Romantizm: Goethe’den Müslüm Baba’ya
By my on Ağu 3, 2014 in Derin Burckhardt, Romantizm, Sanat
Romantizm sanattaki bir bozulmanın, gerilemenin ismidir. Zira sanatçıdaki bir çürümenin neticesinde çıktı ortaya. Hatta romantizmin öncü akımı olan Sturm und Drang (tr. Fırtına ve Coşku) bile bu çürümenin kötü kokusunu haiz idi. Meselâ Goethe’nin ünlü romanı “Genç Werther’in Acıları” (alm. Die Leiden des jungen Werthe) 1774’te yayınlandığında gençler roman kahramanlarına o kadar çok özenmişler ki sadece onlar gibi giyinmekle kalmamışlar; Werther gibi intihar etmeye başlamışlar; üstelik aynı yöntemle! Bu yüzden Goethe’nin romanı İtalya, Almanya ve Danimarka’da yasaklanmış bir müddet.

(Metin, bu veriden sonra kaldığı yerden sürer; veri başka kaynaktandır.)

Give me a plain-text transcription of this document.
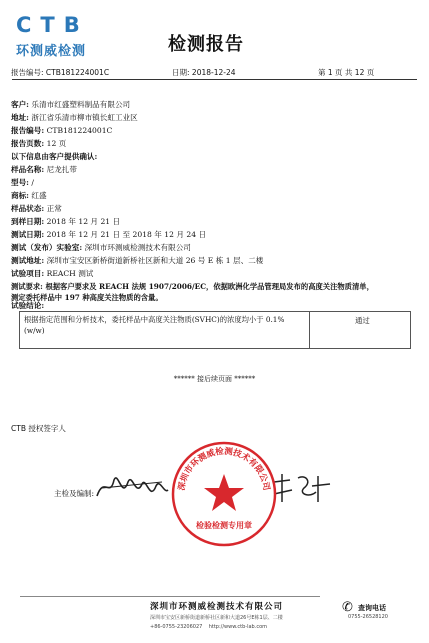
CTB
环测威检测	检测报告
报告编号: CTB181224001C	日期: 2018-12-24	第 1 页 共 12 页
客户: 乐清市红盛塑料制品有限公司
地址: 浙江省乐清市柳市镇长虹工业区
报告编号: CTB181224001C
报告页数: 12 页
以下信息由客户提供确认:
样品名称: 尼龙扎带
型号: /
商标: 红盛
样品状态: 正常
到样日期: 2018 年 12 月 21 日
测试日期: 2018 年 12 月 21 日 至 2018 年 12 月 24 日
测试（发布）实验室: 深圳市环测威检测技术有限公司
测试地址: 深圳市宝安区新桥街道新桥社区新和大道 26 号 E 栋 1 层、二楼
试验项目: REACH 测试
测试要求: 根据客户要求及 REACH 法规 1907/2006/EC，依据欧洲化学品管理局发布的高度关注物质清单，
测定委托样品中 197 种高度关注物质的含量。
试验结论:
根据指定范围和分析技术，委托样品中高度关注物质(SVHC)的浓度均小于 0.1%(w/w)
通过
****** 接后续页面 ******
CTB 授权签字人
主检及编制:
深圳市环测威检测技术有限公司
检验检测专用章
深圳市环测威检测技术有限公司
深圳市宝安区新桥街道新桥社区新和大道26号E栋1层、二楼
+86-0755-23206027 http://www.ctb-lab.com
✆ 查询电话
0755-26528120
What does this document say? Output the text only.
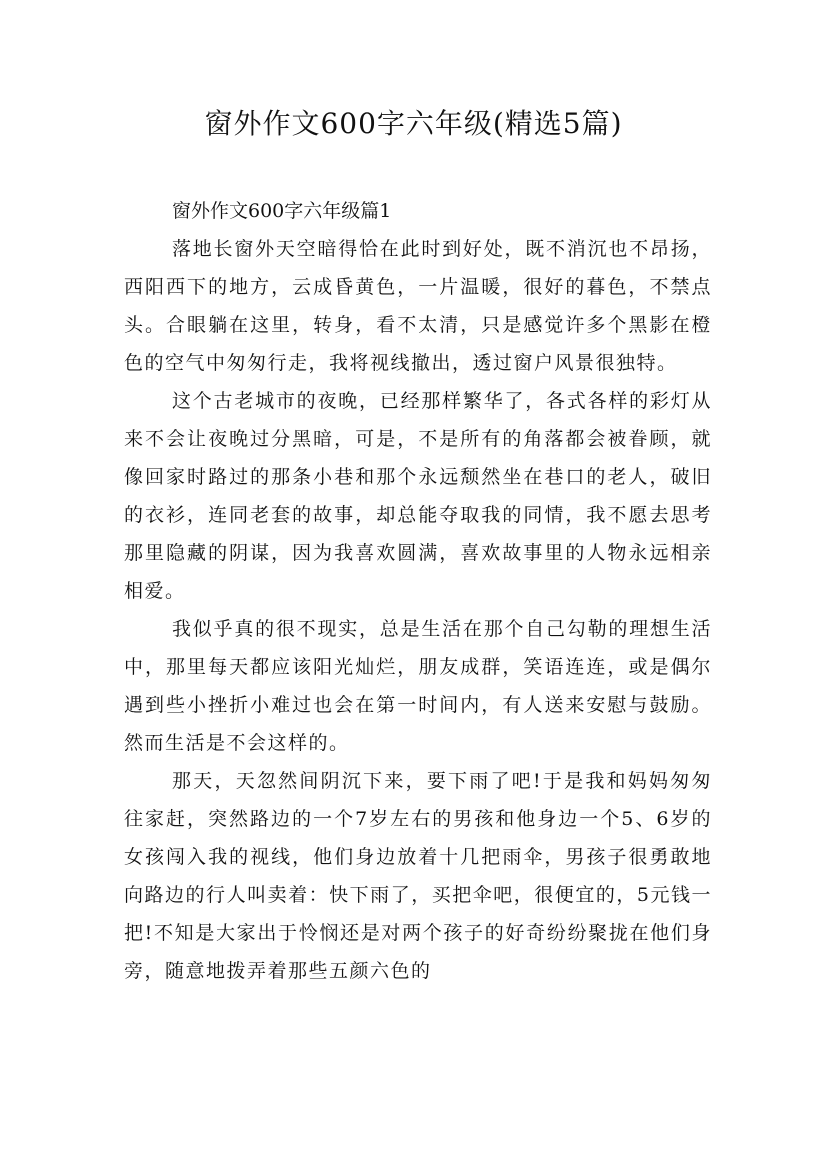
窗外作文600字六年级(精选5篇)

窗外作文600字六年级篇1

落地长窗外天空暗得恰在此时到好处，既不消沉也不昂扬，西阳西下的地方，云成昏黄色，一片温暖，很好的暮色，不禁点头。合眼躺在这里，转身，看不太清，只是感觉许多个黑影在橙色的空气中匆匆行走，我将视线撤出，透过窗户风景很独特。

这个古老城市的夜晚，已经那样繁华了，各式各样的彩灯从来不会让夜晚过分黑暗，可是，不是所有的角落都会被眷顾，就像回家时路过的那条小巷和那个永远颓然坐在巷口的老人，破旧的衣衫，连同老套的故事，却总能夺取我的同情，我不愿去思考那里隐藏的阴谋，因为我喜欢圆满，喜欢故事里的人物永远相亲相爱。

我似乎真的很不现实，总是生活在那个自己勾勒的理想生活中，那里每天都应该阳光灿烂，朋友成群，笑语连连，或是偶尔遇到些小挫折小难过也会在第一时间内，有人送来安慰与鼓励。然而生活是不会这样的。

那天，天忽然间阴沉下来，要下雨了吧!于是我和妈妈匆匆往家赶，突然路边的一个7岁左右的男孩和他身边一个5、6岁的女孩闯入我的视线，他们身边放着十几把雨伞，男孩子很勇敢地向路边的行人叫卖着：快下雨了，买把伞吧，很便宜的，5元钱一把!不知是大家出于怜悯还是对两个孩子的好奇纷纷聚拢在他们身旁，随意地拨弄着那些五颜六色的
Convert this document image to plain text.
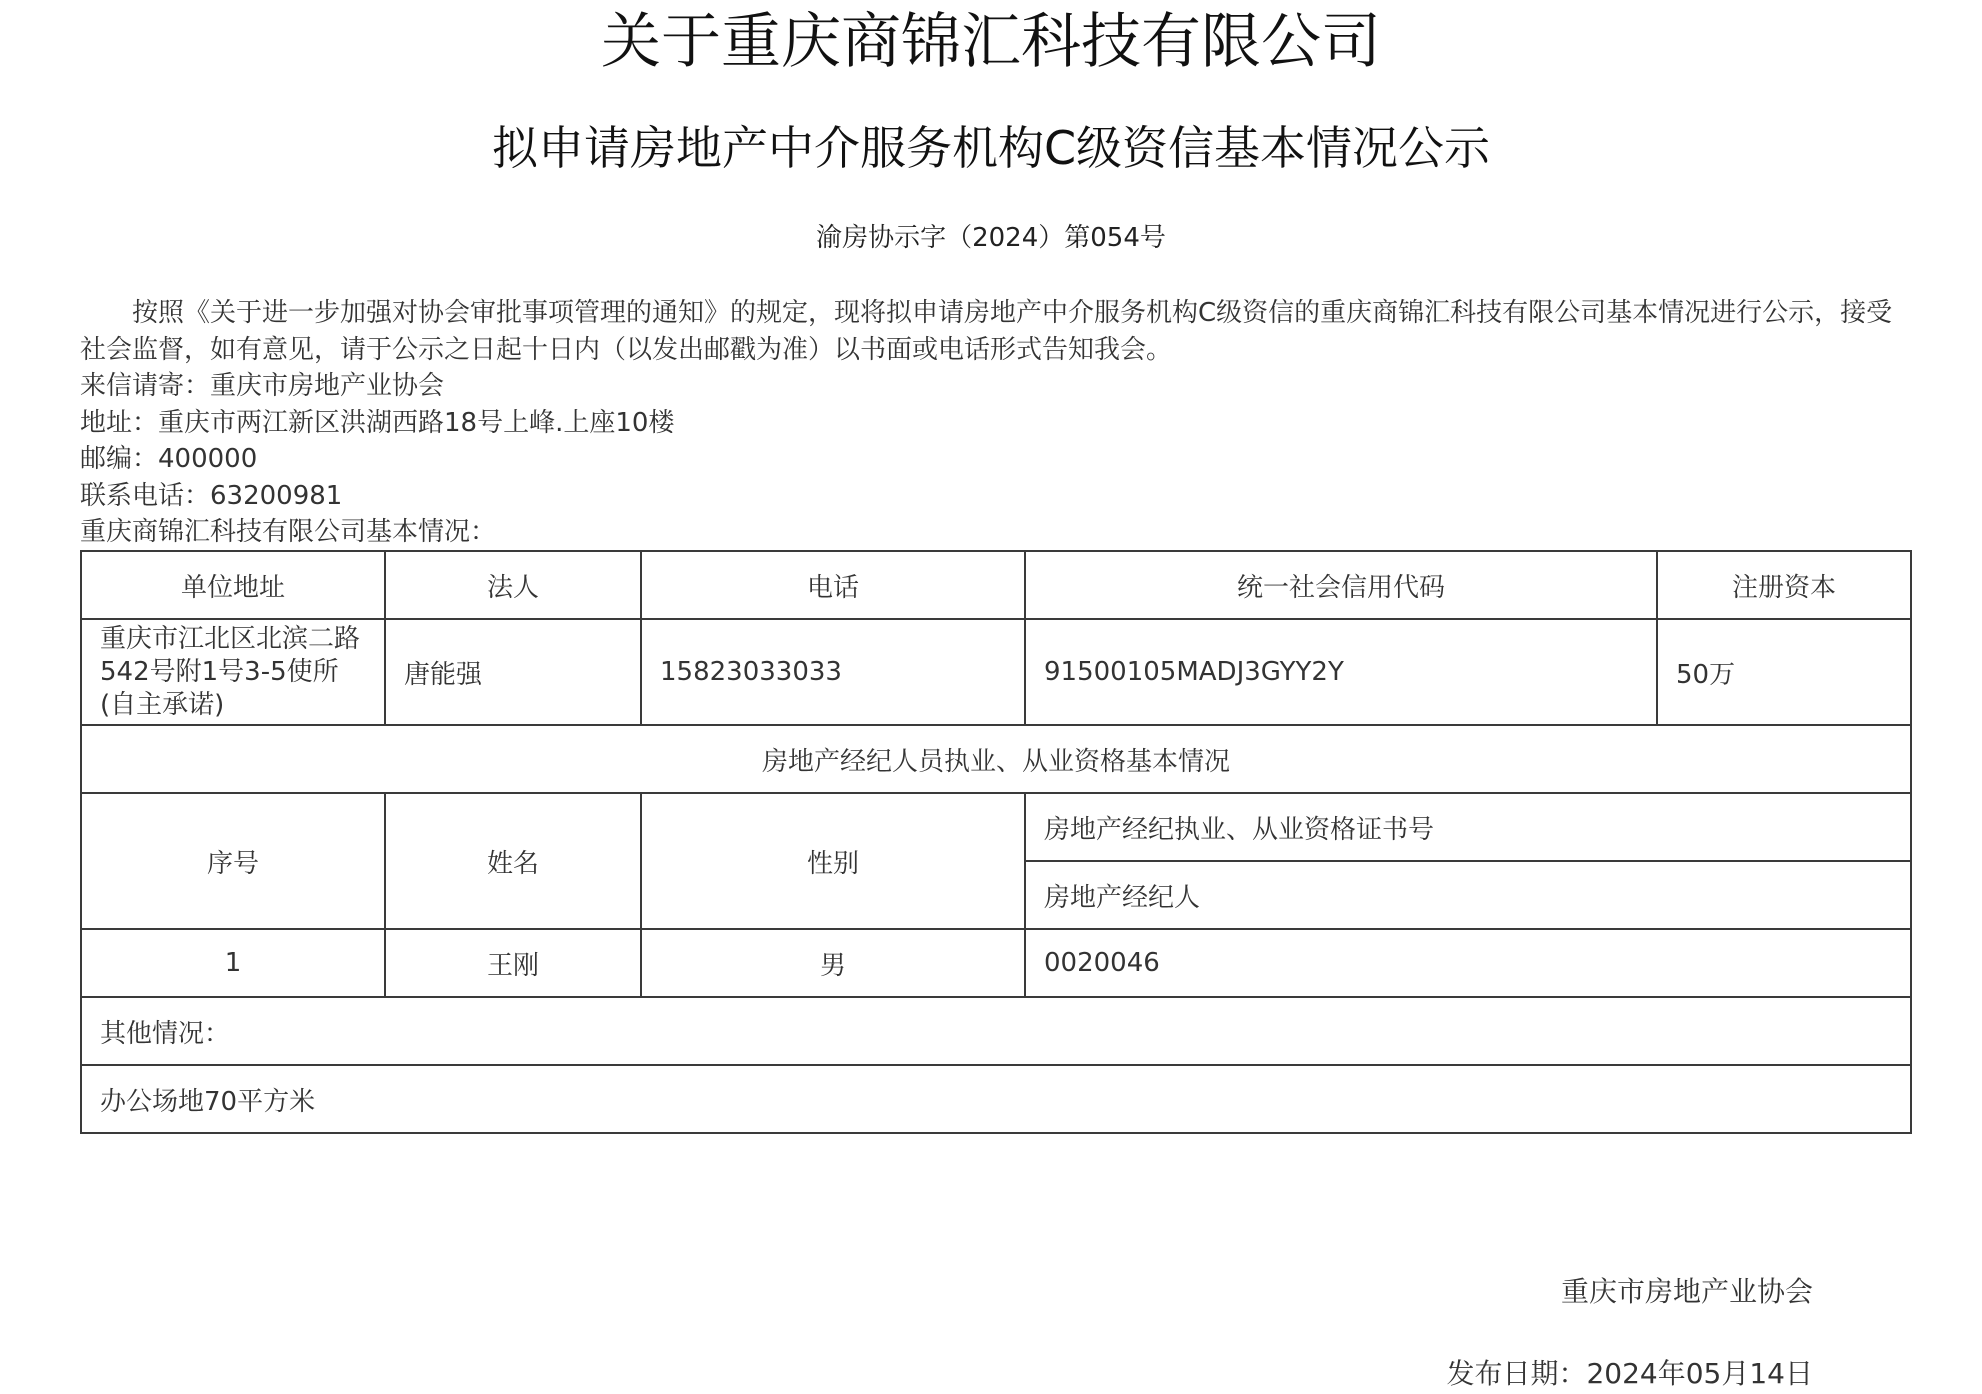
关于重庆商锦汇科技有限公司
拟申请房地产中介服务机构C级资信基本情况公示
渝房协示字（2024）第054号

按照《关于进一步加强对协会审批事项管理的通知》的规定，现将拟申请房地产中介服务机构C级资信的重庆商锦汇科技有限公司基本情况进行公示，接受社会监督，如有意见，请于公示之日起十日内（以发出邮戳为准）以书面或电话形式告知我会。

来信请寄：重庆市房地产业协会

地址：重庆市两江新区洪湖西路18号上峰.上座10楼

邮编：400000

联系电话：63200981

重庆商锦汇科技有限公司基本情况：

单位地址	法人	电话	统一社会信用代码	注册资本
重庆市江北区北滨二路542号附1号3-5使所(自主承诺)	唐能强	15823033033	91500105MADJ3GYY2Y	50万
房地产经纪人员执业、从业资格基本情况				
序号	姓名	性别	房地产经纪执业、从业资格证书号	
			房地产经纪人	
1	王刚	男	0020046	
其他情况：				
办公场地70平方米				
重庆市房地产业协会
发布日期：2024年05月14日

Eğri oturalım, doğru konuşalım. Kimse şapkasından çıkarmadı; romantizm bir etki değil tepkiydi. O devre hakim olan sözüm ona “aydınlanma” tetikledi bu akımı. Aydınlanma… Adında ışık vardı ama gerçekte karanlıkların başlangıcıydı Enlightenment. Yepyeni, modern bir dünya kurmak için İnançlar, gelenekler çöpe atıldı. Ama Tanrı’sız bir dünya projesinin bile maneviyatsız olmayacağı anlaşıldı. Nihayetinde İnsan’dan bir tanrı yapmak için akıl putlaştırıldı. (Bkz. Sen insansın, homo-economicus değilsin!) Objektif, standart, bilimsel olacaktı her şey: Siyaset, sanat, cemiyet… Hepsi planlanmıştı, hiç biri unutulmamıştı. Bilimin ışığında evrensel barışa gidiyorduk; tam tersi oldu: Faşizm ve komünizm gibi totaliter rejimlere giden yolun taşları döşendi yavaş yavaş. İnsanların bireysel farklılıklarını, iç dünyalarını, özgün hikâyelerini… kısacası insan kimliğini hiçe sayan bu gidiş tam tersi bir tepki doğurdu: Romantizm. Edebiyat, müzik, resim, heykel… Nefsin hallerini, varoluşun indî / sübjektif veçhelerini anlatmak için yanıp tutuşan insanlar sanatın bütün imkânlarını seferber ettiler: Ben’im acılarım, Ben’im korkularım… Materyalist yobazlığa çare ararken tam ters yöne savruldular: İdealist yobazlık! İçine kapanık ve göbek deliğini dünyanın merkezi sanan bencillerin sanatı oldu romantizm. Herkes kendi Ben’ini anlattığı için kimse kimseyi anlamadı. Rasyonalizm gibi romantizm de meyvesiz bir ağaç olarak kaldı fikir ve sanat tarihinde.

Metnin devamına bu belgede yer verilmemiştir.